Comprehensive Notes: Gene Sequencing, NGS, and Quantitative PCR (qPCR)
Overview and Context
- Gene sequencing is part of a broader human effort to understand ourselves and disease, including cancer. It complements other big projects like the Apollo program (landing on the Moon) and the development of nuclear weapons; the key aim is to understand human biology to treat diseases such as cancer.
- The idea: sequence every gene, map the genome, understand structure, function, evolution, and editing, using high-throughput sequencing and bioinformatics to assemble the human genome.
- Historical milestones:
- Human Genome Project (HGP): started in the 1990s, completed in about 13 years; NIH led the effort; sequenced reference human genome and created a shared database for researchers.
- 1000 Genomes Project: later expansion to a much larger population to capture genetic diversity and rare variants.
- Interpretation: on average, a person carries roughly
N∼2.5× 102 to 3times102
mutations relative to the reference genome, most benign but some contribute to disease.
- Core genetic concepts (brief revision):
- DNA stores genetic information; nucleotides: adenine (A), cytosine (C), guanine (G), thymine (T).
- RNA is usually single-stranded and uses uracil (U) instead of thymine; base set: A, C, G, U.
- Genes are nucleic acid sequences located on chromosomes within the nucleus.
- mRNA (messenger RNA) is a single-stranded copy of a gene; introns are non-coding regions in genomic DNA; exons encode proteins and are retained in mature mRNA after splicing.
- RNA processing: transcription from DNA produces pre-mRNA; introns are spliced out to produce mature mRNA, which exits the nucleus and is translated into protein.

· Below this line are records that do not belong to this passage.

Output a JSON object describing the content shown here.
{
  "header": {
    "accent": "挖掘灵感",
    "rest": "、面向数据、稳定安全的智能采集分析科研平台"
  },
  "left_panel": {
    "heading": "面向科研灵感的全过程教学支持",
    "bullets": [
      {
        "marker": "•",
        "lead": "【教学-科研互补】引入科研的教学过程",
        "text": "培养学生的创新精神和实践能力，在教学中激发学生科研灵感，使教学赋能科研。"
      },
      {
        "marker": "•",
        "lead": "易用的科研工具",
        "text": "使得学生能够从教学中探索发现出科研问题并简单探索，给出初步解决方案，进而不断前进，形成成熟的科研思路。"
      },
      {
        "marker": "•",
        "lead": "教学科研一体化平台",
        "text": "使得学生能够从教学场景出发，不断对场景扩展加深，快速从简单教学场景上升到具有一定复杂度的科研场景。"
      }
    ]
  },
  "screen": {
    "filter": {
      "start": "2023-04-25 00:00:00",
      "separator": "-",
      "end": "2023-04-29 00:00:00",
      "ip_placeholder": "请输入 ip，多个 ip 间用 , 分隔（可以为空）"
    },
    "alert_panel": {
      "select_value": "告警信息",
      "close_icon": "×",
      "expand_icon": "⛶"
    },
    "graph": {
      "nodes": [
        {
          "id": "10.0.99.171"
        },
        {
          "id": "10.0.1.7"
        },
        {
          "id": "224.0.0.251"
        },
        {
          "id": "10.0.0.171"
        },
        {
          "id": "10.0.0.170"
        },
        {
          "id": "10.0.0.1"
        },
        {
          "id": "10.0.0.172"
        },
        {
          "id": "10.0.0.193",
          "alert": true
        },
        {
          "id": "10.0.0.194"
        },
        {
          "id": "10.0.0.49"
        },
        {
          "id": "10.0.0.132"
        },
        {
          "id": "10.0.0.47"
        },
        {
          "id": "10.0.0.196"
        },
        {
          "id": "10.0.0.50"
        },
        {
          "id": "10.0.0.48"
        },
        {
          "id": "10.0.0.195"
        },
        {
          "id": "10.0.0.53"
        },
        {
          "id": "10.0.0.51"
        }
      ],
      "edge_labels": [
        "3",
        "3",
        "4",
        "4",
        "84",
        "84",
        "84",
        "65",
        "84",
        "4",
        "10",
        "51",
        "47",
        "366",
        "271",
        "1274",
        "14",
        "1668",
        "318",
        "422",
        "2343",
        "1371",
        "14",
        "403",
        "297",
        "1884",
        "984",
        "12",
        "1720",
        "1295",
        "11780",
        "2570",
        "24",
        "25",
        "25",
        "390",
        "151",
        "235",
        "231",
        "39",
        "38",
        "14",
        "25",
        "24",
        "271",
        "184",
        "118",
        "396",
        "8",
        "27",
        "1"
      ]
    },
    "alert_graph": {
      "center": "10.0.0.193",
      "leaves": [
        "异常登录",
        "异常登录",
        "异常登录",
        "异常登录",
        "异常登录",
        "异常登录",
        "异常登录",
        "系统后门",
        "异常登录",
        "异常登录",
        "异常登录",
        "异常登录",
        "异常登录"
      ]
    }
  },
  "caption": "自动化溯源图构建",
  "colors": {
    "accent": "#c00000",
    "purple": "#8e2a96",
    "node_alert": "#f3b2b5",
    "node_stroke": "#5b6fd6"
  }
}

- Non-coding RNAs: microRNAs (miRNAs) are small RNAs that regulate translation; long non-coding RNAs (lncRNAs) regulate gene expression and have functions beyond “junk” RNA.
- Tissue-specific transcripts (SIIs/PIIs) reflect tissue-specific expression patterns.
- Gene sequencing vs expression profiling: sequencing maps genome structure and potential variants; it is complemented by expression profiling to understand which genes are active under different conditions.
- Practical framing: sequencing uses high-throughput approaches plus bioinformatics to reconstruct genomes; PCR is a foundational tool used before sequencing to amplify DNA fragments for analysis.
DNA and RNA: Quick Revision
- DNA basics
- DNA carries genetic information.
- Building blocks: nucleotides consist of a phosphate group, a sugar (deoxyribose), and a nitrogenous base.
- Four DNA bases: A,C,G,T.
- RNA basics
- RNA uses A,C,G,U (instead of T).
- Messenger RNA (mRNA) is a single-stranded copy of a gene; introns are removed during processing; exons are retained and code for amino acids.
- Central dogma quick recap
- Transcription: DNA -> RNA (pre-mRNA containing introns and exons).
- RNA processing: introns removed; mature mRNA exported to cytoplasm.
- Translation: mRNA -> protein (codons code for amino acids).
- Non-coding RNAs
- microRNA (miRNA): small regulatory RNAs that control protein expression at the translational level.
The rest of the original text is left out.